And as if to make assurance doubly sure, the Articles of Union not only reserved to each province all powers not absolutely essential for carrying on the war in common, but by an express article (the 13th), declared that Holland and Zealand should regulate the matter of religion according to their own discretion, while the other provinces might conform to the provisions of the “Religious Peace” which included mutual protection for Catholics and Protestants—or take such other order as seemed most conducive to the religious and secular rights of the inhabitants. It was stipulated that no province should interfere with another in such matters, and that every individual in them all should remain free in his religion, no man being molested or examined on account of his creed. A farther declaration in regard to this famous article was made to the effect that no provinces or cities which held to the Roman Catholic religion were to be excluded from the League of Union if they were ready to conform to its conditions and comport themselves patriotically.
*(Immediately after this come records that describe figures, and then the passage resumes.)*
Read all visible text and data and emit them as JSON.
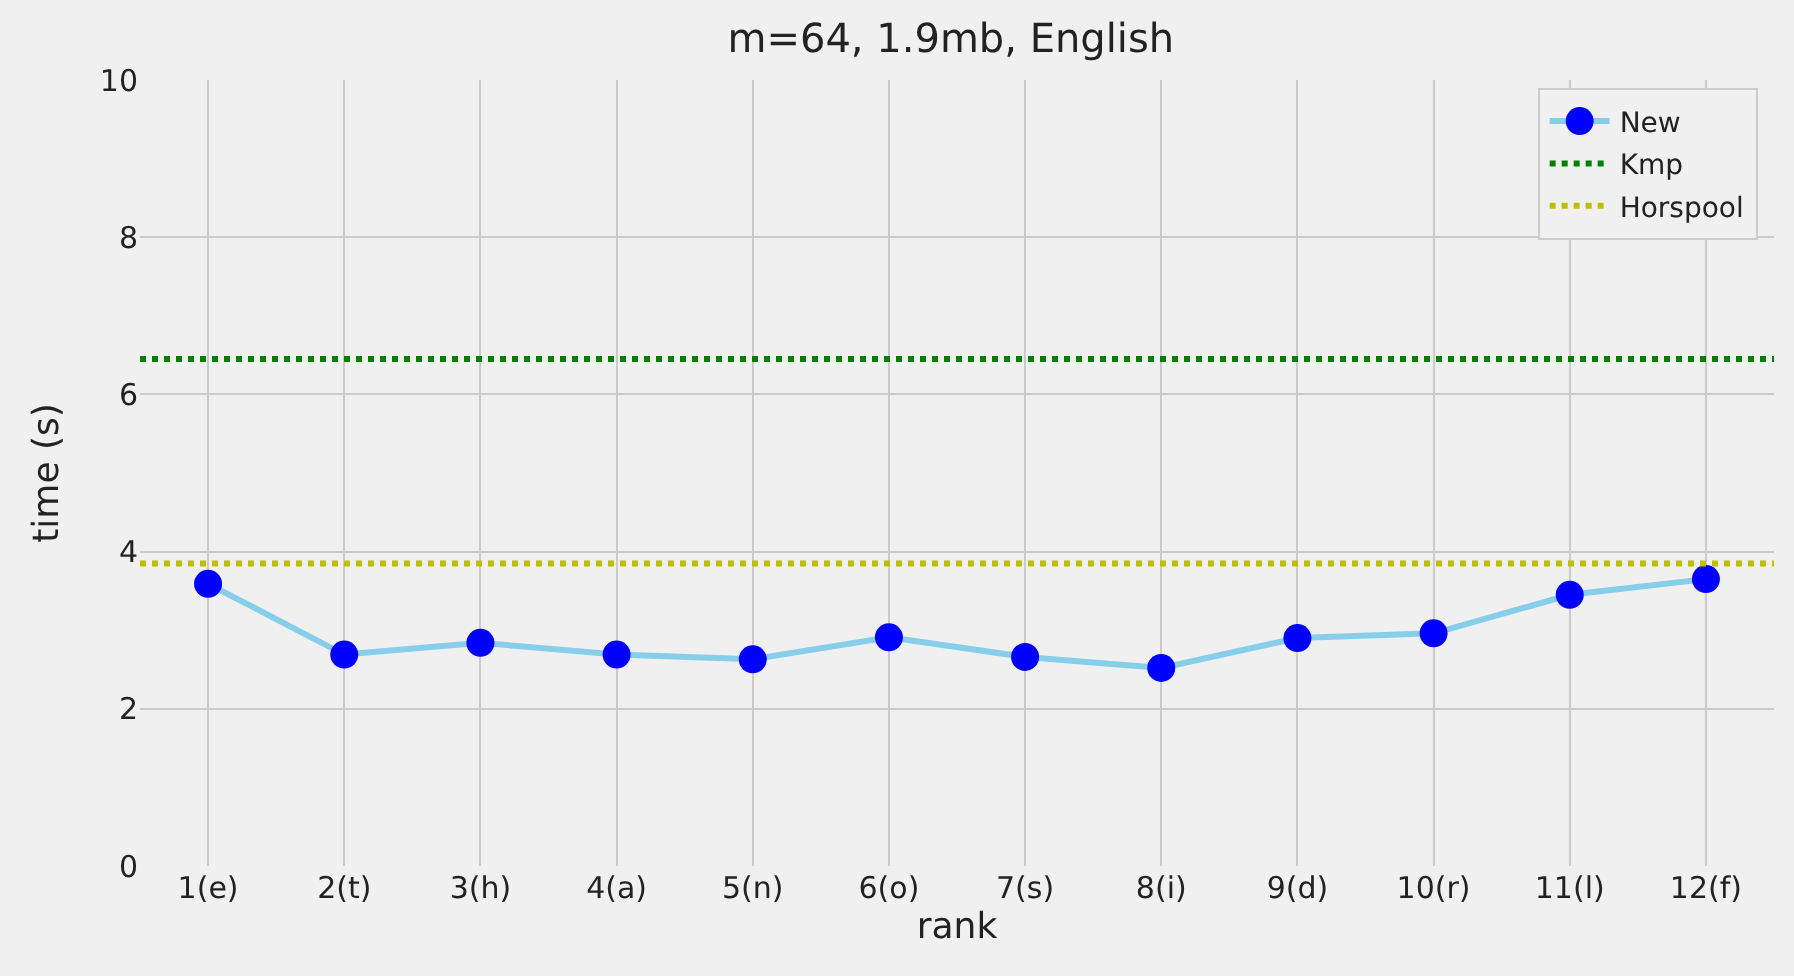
{
  "chart_data": {
    "type": "line",
    "title": "m=64, 1.9mb, English",
    "xlabel": "rank",
    "ylabel": "time (s)",
    "categories": [
      "1(e)",
      "2(t)",
      "3(h)",
      "4(a)",
      "5(n)",
      "6(o)",
      "7(s)",
      "8(i)",
      "9(d)",
      "10(r)",
      "11(l)",
      "12(f)"
    ],
    "series": [
      {
        "name": "New",
        "color": "#87ceeb",
        "colors": [
          "#0000ff",
          "#0000ff",
          "#0000ff",
          "#0000ff",
          "#0000ff",
          "#0000ff",
          "#0000ff",
          "#0000ff",
          "#0000ff",
          "#0000ff",
          "#0000ff",
          "#0000ff"
        ],
        "values": [
          3.59,
          2.69,
          2.84,
          2.69,
          2.63,
          2.91,
          2.66,
          2.52,
          2.9,
          2.96,
          3.45,
          3.65
        ]
      }
    ],
    "ref_lines": [
      {
        "axis": "y",
        "value": 6.45,
        "label": "Kmp",
        "color": "#008000",
        "line_style": "dotted"
      },
      {
        "axis": "y",
        "value": 3.85,
        "label": "Horspool",
        "color": "#bfbf00",
        "line_style": "dotted"
      }
    ],
    "ylim": [
      0,
      10
    ],
    "yticks": [
      0,
      2,
      4,
      6,
      8,
      10
    ],
    "grid": true,
    "legend": "top right",
    "marker": "circle",
    "line_style": "solid"
  }
}
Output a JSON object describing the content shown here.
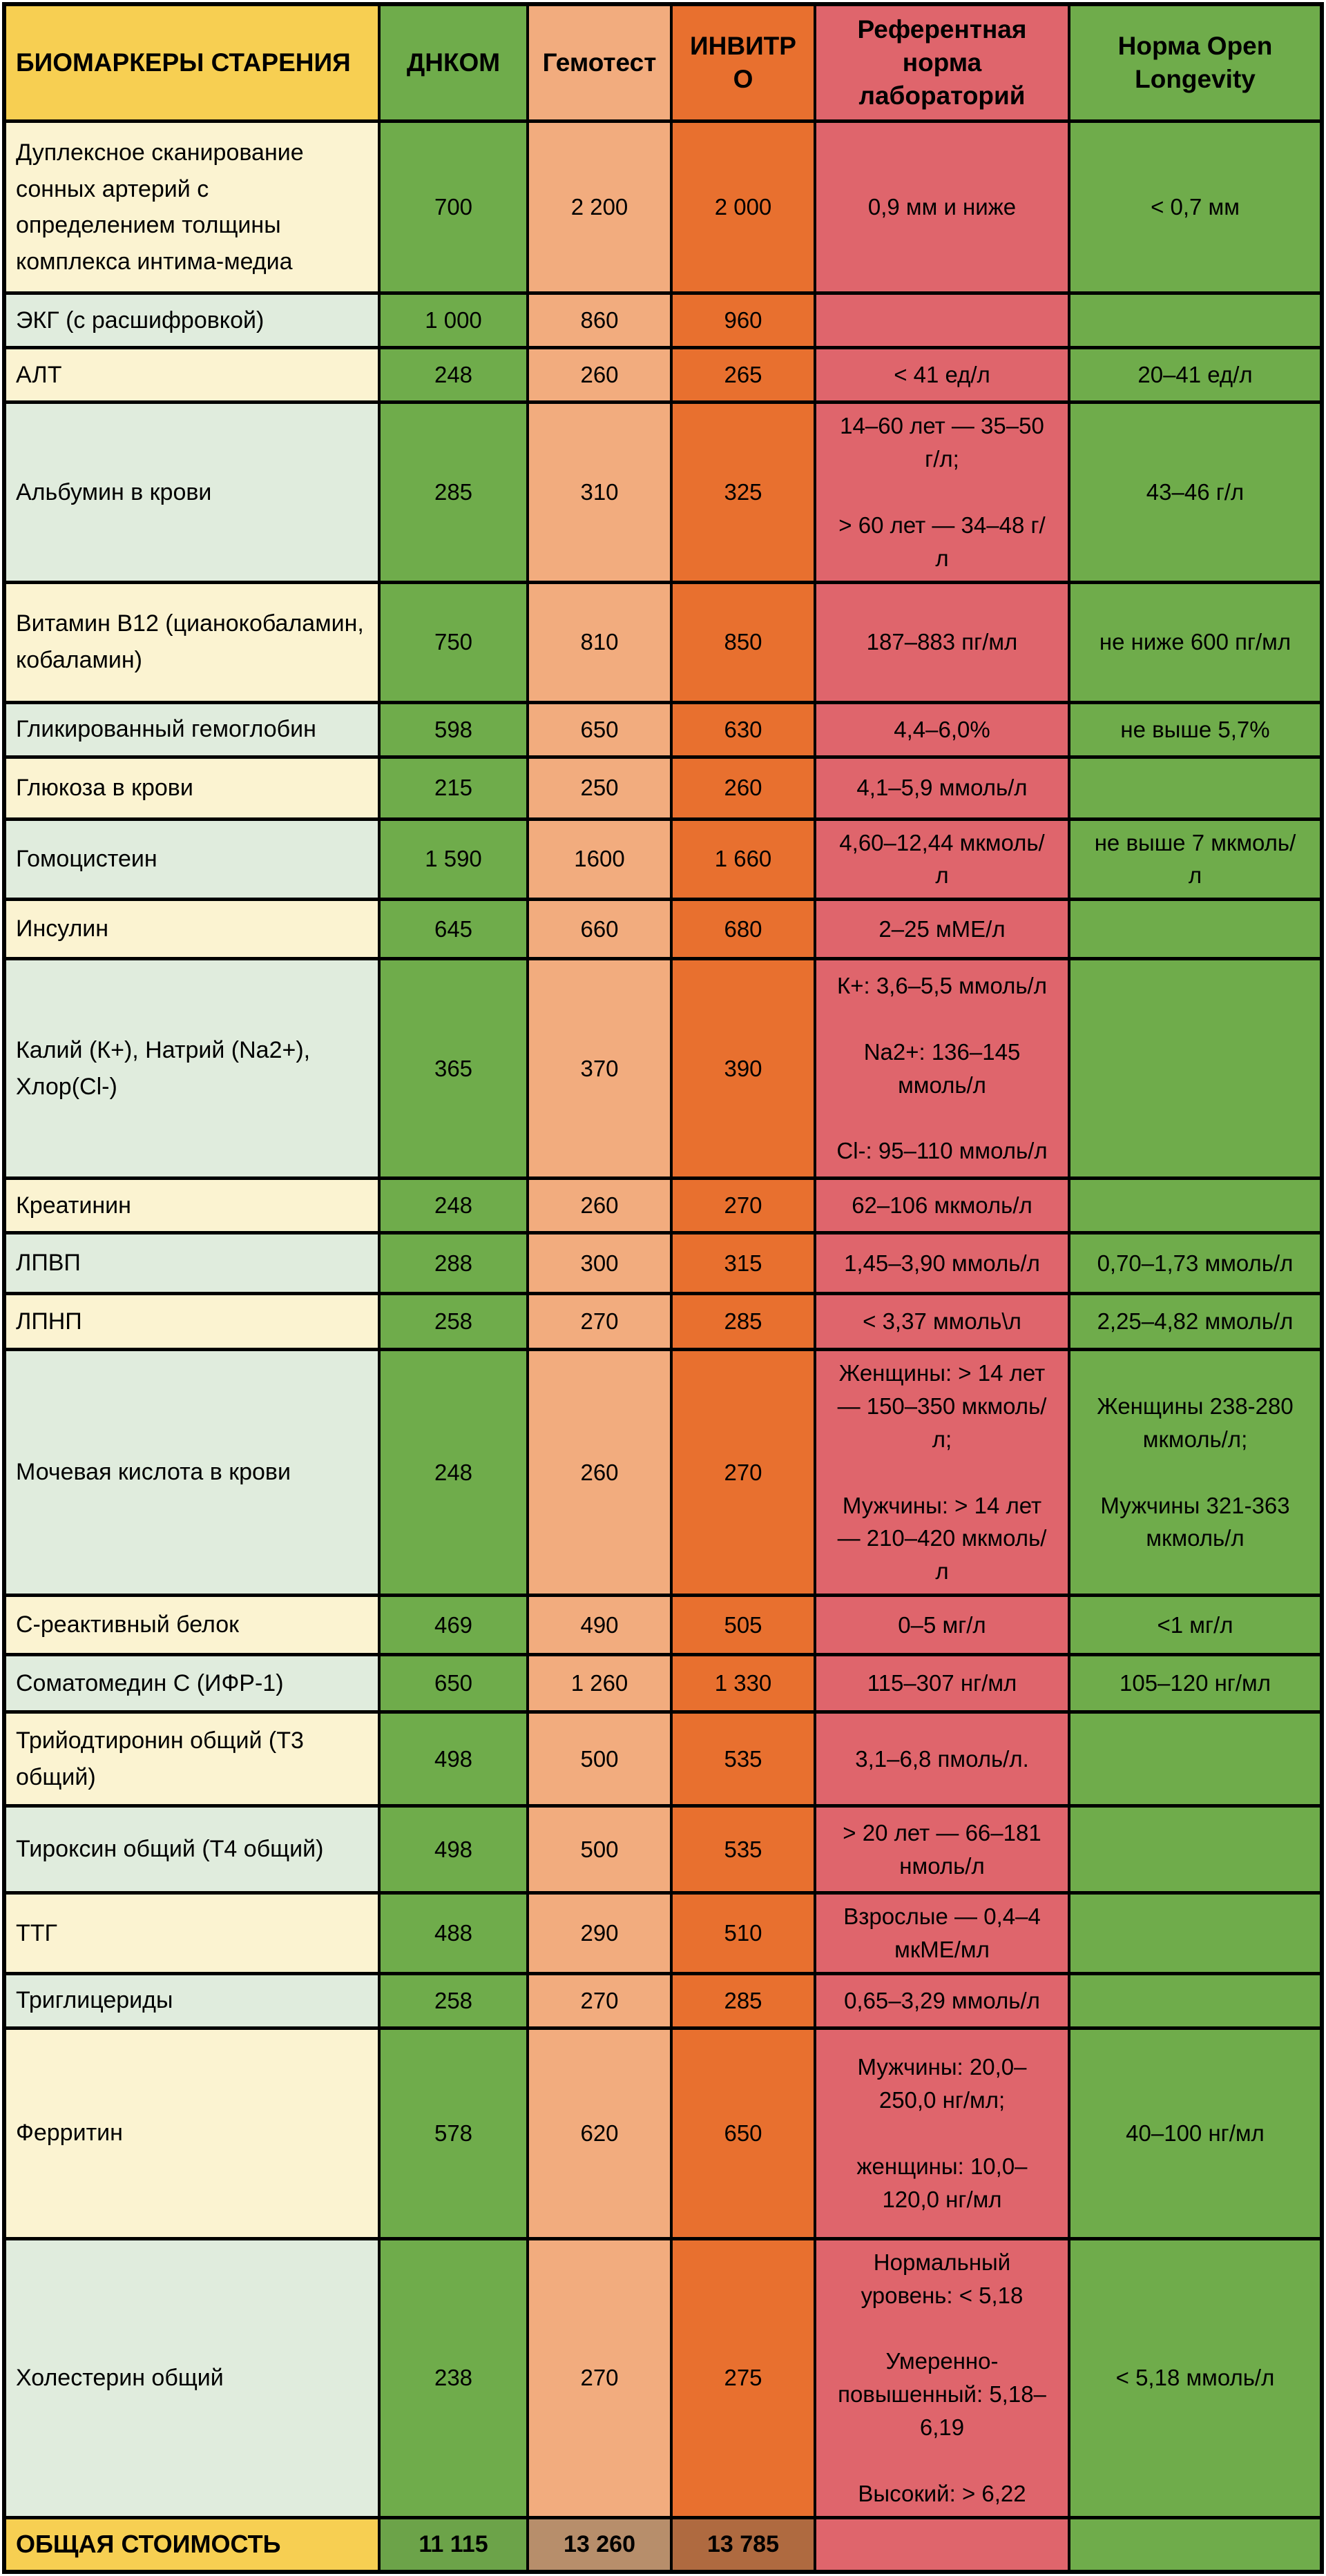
{
  "columns": [
    "БИОМАРКЕРЫ СТАРЕНИЯ",
    "ДНКОМ",
    "Гемотест",
    "ИНВИТРО",
    "Референтная норма лабораторий",
    "Норма Open Longevity"
  ],
  "rows": [
    {
      "name": "Дуплексное сканирование сонных артерий с определением толщины комплекса интима-медиа",
      "tint": "cream",
      "values": [
        "700",
        "2 200",
        "2 000",
        "0,9 мм и ниже",
        "< 0,7 мм"
      ]
    },
    {
      "name": "ЭКГ (с расшифровкой)",
      "tint": "green",
      "values": [
        "1 000",
        "860",
        "960",
        "",
        ""
      ]
    },
    {
      "name": "АЛТ",
      "tint": "cream",
      "values": [
        "248",
        "260",
        "265",
        "< 41 ед/л",
        "20–41 ед/л"
      ]
    },
    {
      "name": "Альбумин в крови",
      "tint": "green",
      "values": [
        "285",
        "310",
        "325",
        "14–60 лет — 35–50 г/л;\n\n> 60 лет — 34–48 г/л",
        "43–46 г/л"
      ]
    },
    {
      "name": "Витамин В12 (цианокобаламин, кобаламин)",
      "tint": "cream",
      "values": [
        "750",
        "810",
        "850",
        "187–883 пг/мл",
        "не ниже 600 пг/мл"
      ]
    },
    {
      "name": "Гликированный гемоглобин",
      "tint": "green",
      "values": [
        "598",
        "650",
        "630",
        "4,4–6,0%",
        "не выше 5,7%"
      ]
    },
    {
      "name": "Глюкоза в крови",
      "tint": "cream",
      "values": [
        "215",
        "250",
        "260",
        "4,1–5,9 ммоль/л",
        ""
      ]
    },
    {
      "name": "Гомоцистеин",
      "tint": "green",
      "values": [
        "1 590",
        "1600",
        "1 660",
        "4,60–12,44 мкмоль/л",
        "не выше 7 мкмоль/л"
      ]
    },
    {
      "name": "Инсулин",
      "tint": "cream",
      "values": [
        "645",
        "660",
        "680",
        "2–25 мМЕ/л",
        ""
      ]
    },
    {
      "name": "Калий (К+), Натрий (Na2+), Хлор(Cl-)",
      "tint": "green",
      "values": [
        "365",
        "370",
        "390",
        "К+: 3,6–5,5 ммоль/л\n\nNa2+: 136–145 ммоль/л\n\nCl-: 95–110 ммоль/л",
        ""
      ]
    },
    {
      "name": "Креатинин",
      "tint": "cream",
      "values": [
        "248",
        "260",
        "270",
        "62–106 мкмоль/л",
        ""
      ]
    },
    {
      "name": "ЛПВП",
      "tint": "green",
      "values": [
        "288",
        "300",
        "315",
        "1,45–3,90 ммоль/л",
        "0,70–1,73 ммоль/л"
      ]
    },
    {
      "name": "ЛПНП",
      "tint": "cream",
      "values": [
        "258",
        "270",
        "285",
        "< 3,37 ммоль\\л",
        "2,25–4,82 ммоль/л"
      ]
    },
    {
      "name": "Мочевая кислота в крови",
      "tint": "green",
      "values": [
        "248",
        "260",
        "270",
        "Женщины: > 14 лет — 150–350 мкмоль/л;\n\nМужчины: > 14 лет — 210–420 мкмоль/л",
        "Женщины 238-280 мкмоль/л;\n\nМужчины 321-363 мкмоль/л"
      ]
    },
    {
      "name": "С-реактивный белок",
      "tint": "cream",
      "values": [
        "469",
        "490",
        "505",
        "0–5 мг/л",
        "<1 мг/л"
      ]
    },
    {
      "name": "Соматомедин С (ИФР-1)",
      "tint": "green",
      "values": [
        "650",
        "1 260",
        "1 330",
        "115–307 нг/мл",
        "105–120 нг/мл"
      ]
    },
    {
      "name": "Трийодтиронин общий (Т3 общий)",
      "tint": "cream",
      "values": [
        "498",
        "500",
        "535",
        "3,1–6,8 пмоль/л.",
        ""
      ]
    },
    {
      "name": "Тироксин общий (Т4 общий)",
      "tint": "green",
      "values": [
        "498",
        "500",
        "535",
        "> 20 лет — 66–181 нмоль/л",
        ""
      ]
    },
    {
      "name": "ТТГ",
      "tint": "cream",
      "values": [
        "488",
        "290",
        "510",
        "Взрослые — 0,4–4 мкМЕ/мл",
        ""
      ]
    },
    {
      "name": "Триглицериды",
      "tint": "green",
      "values": [
        "258",
        "270",
        "285",
        "0,65–3,29 ммоль/л",
        ""
      ]
    },
    {
      "name": "Ферритин",
      "tint": "cream",
      "values": [
        "578",
        "620",
        "650",
        "Мужчины: 20,0–250,0 нг/мл;\n\nженщины: 10,0–120,0 нг/мл",
        "40–100 нг/мл"
      ]
    },
    {
      "name": "Холестерин общий",
      "tint": "green",
      "values": [
        "238",
        "270",
        "275",
        "Нормальный уровень: < 5,18\n\nУмеренно-повышенный: 5,18–6,19\n\nВысокий: > 6,22",
        "< 5,18 ммоль/л"
      ]
    }
  ],
  "totals": {
    "label": "ОБЩАЯ СТОИМОСТЬ",
    "values": [
      "11 115",
      "13 260",
      "13 785",
      "",
      ""
    ]
  },
  "colors": {
    "yellow": "#F7CF52",
    "col_green": "#6FAC4B",
    "col_peach": "#F2AC7E",
    "col_orange": "#E8702F",
    "col_red": "#DF656C",
    "row_cream": "#FBF3D1",
    "row_green": "#E0ECDD",
    "totals_green": "#6CA349",
    "totals_tan": "#B78E6B",
    "totals_brown": "#AF6A40",
    "border": "#000000"
  }
}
Language could not be devised to declare more plainly than was done by this treaty that the central government of the League had neither wish nor right to concern itself with the religious affairs of the separate cities or provinces. If it permitted both Papists and Protestants to associate themselves against the common foe, it could hardly have been imagined, when the Articles were drawn, that it would have claimed the exclusive right to define the minutest points in a single Protestant creed.
And if the exclusively secular parts of the polity prevailing in the country were clumsy, irregular, and even monstrous, and if its defects had been flagrantly demonstrated by recent events, a more reasonable method of reforming the laws might have been found than the imprisonment of a man who had faithfully administered them forty years long.
A great commonwealth had grown out of a petty feudal organism, like an oak from an acorn in a crevice, gnarled and distorted, though wide-spreading and vigorous. It seemed perilous to deal radically with such a polity, and an almost timid conservatism on the part of its guardians in such an age of tempests might be pardonable.
Moreover, as before remarked, the apparent imbecility resulting from confederacy and municipalism combined was for a season remedied by the actual preponderance of Holland. Two-thirds of the total wealth and strength of the seven republics being concentrated in one province, the desired union seemed almost gained by the practical solution of all in that single republic. But this was one great cause of the general disaster.